US Treasury secretary Steven Mnuchin has often been seen as a moderating influence, even a voice of reason, inside Donald Trump’s administration. The American economy has generally performed well under his stewardship. However, his recent remarks at Davos 2020 on the economics of climate change were outside the mainstream of macroeconomic thinking.
Mr Mnuchin joked that the teenage climate activist Greta Thunberg should study economics at college before recommending that investors divest completely from fossil fuels. He added that the long-term future of the climate is so uncertain that immediate action, including higher carbon pricing, is unnecessary or damaging.
He is optimistic that improvements in climate technology will help to solve the problem and reduce the damage below the levels predicted by what US President Donald Trump calls “prophets of doom”.
These assertions are in line with the administration’s belief that the US private sector is already doing enough to protect the natural environment.
If Mr Mnuchin intended to imply that the discipline of economics widely supports his assertions, he is mistaken. Of course, some individual economists will advocate virtually any proposition, but the profession is mostly singing from the same hymn sheet on climate change.
An example of this is the statement a year ago from the Climate Leadership Council, a non-partisan collection of American economists and policymakers that includes many of the most respected professionals in the field, including many Republicans. Their opening remarks are unequivocal:
Global climate change is a serious problem calling for immediate national action. Guided by sound economic principles, we are united in the following policy recommendations. A carbon tax offers the most cost-effective lever to reduce carbon emissions at the scale and speed that is necessary.
Climate Leadership Council, Wall Street Journal, 17 January 2019
Their call for “immediate national action” contradicts the administration’s (and the Federal Reserve’s) relaxed attitude.
Economists’ concerns have been heightened in the past decade. Early studies of the economic damage from climate change tended to suggest that it would involve a one-off step down in output, far in the future, after which annual growth in gross domestic product would bounce back to its previous rate.
This led to the conclusion that the present value of the future economic costs of lost output is fairly small, especially if a high interest rate is used to discount future costs. As extremely cold regions become more temperate, this is particularly true in a northern economy like the US, which was expectedto see some gains.
Some of these conclusions still stand, but the picture has darkened. There is recent evidence that US productivity has sufferedeven from the modest increase so far of about 1 degree in global temperature. These effects remain rather small, but projected longer-term losses have increased.
Influential economic studies suggest that the long-term effects on US GDP may eventually be minus 1.5 per cent to minus 5.6 per cent, assuming global temperatures rise by 4 degrees. This may not be a one-time hit to output but may reduce the underlying growth rate, implying that output costs continue to increase.
It is true that many of these studies still indicate that the bulk of economic damage may be several decades ahead. However, that doesn’t mean we should postpone policy action to slow global warming until the doomsday clock is closer to midnight.

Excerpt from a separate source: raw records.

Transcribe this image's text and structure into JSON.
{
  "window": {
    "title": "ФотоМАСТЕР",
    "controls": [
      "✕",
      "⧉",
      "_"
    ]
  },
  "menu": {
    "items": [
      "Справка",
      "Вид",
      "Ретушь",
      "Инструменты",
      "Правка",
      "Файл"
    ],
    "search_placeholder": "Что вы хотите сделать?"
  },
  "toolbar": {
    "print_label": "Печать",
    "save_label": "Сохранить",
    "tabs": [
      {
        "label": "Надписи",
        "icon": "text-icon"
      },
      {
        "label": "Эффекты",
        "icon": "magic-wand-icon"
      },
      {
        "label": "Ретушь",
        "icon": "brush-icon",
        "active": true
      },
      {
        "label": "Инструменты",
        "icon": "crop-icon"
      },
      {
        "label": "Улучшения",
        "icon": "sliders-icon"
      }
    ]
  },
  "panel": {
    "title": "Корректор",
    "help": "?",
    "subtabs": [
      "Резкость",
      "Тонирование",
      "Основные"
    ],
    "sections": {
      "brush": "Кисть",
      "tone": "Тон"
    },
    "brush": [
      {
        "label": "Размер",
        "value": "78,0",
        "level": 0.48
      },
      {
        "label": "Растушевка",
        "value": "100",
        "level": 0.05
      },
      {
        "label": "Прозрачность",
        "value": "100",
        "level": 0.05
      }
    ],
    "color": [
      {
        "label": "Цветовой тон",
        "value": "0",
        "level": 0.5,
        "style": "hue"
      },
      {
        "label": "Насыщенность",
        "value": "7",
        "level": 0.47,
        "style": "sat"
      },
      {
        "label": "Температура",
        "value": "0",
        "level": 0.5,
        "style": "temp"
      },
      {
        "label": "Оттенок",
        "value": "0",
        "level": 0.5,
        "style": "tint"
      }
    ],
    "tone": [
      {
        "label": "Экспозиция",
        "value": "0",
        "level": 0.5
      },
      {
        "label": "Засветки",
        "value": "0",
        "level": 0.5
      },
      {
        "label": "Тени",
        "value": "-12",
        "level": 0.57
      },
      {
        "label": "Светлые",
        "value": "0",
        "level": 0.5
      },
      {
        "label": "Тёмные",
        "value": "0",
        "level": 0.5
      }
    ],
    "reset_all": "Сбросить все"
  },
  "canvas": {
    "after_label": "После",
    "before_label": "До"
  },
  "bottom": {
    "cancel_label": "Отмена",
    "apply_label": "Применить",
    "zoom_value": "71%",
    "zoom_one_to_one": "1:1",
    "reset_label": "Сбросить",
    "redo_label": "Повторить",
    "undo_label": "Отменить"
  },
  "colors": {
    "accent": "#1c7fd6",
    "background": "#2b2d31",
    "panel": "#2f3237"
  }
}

Greenhouse gases emitted today will remain in the atmosphere and affect the climate for centuries, unless there is a fundamental change in the technology enabling carbon capture or solar geoengineering, which deflects the sun’s energy back into space. This seems improbable.
Furthermore, climate change and the damage it causes may be non-linear, implying that costs increase much more than proportionally as global temperatures rise. Some events, such as the melting of the Antarctic and Greenland ice caps, may be speeding up.
Knowledge, whether scientific or economic, on all these subjects is sketchy. It is tempting to say the future is so uncertain that humankind should do nothing immediately, except sit back and hope for the best. Economists, however, largely disagree with this conclusion.
Ever since Martin Weitzman’s seminal article in 2009, analysts have accepted that the uncertain possibility of climate catastrophe justifies action today. The danger of “fat tails”, which make very bad outcomes more likely than under a normal probability distribution, justifies immediate insurance policies, even if they are very costly.
This raises a final question: may insurance policies — such as the carbon tax beloved by many economists — themselves damage the economy? Mr Mnuchin has argued that higher carbon taxes on “hard-working people” will damage economic growth in the near future.
But this misses a key point. Carbon taxes do not represent a burden on the overall economy. Instead, they involve an increase in the relative cost of carbon pollution, compared with other economic activities.
Higher tax revenues can be spent on measures to avoid any fiscal drag on the economy, and eliminate any worsening in income inequality. The politics of these policy changes may be extremely difficult, but the economics are not.
Economists have been wrong about many things but they are building a powerful case for urgent action today to slow global warming. Mr Mnuchin should not deny this.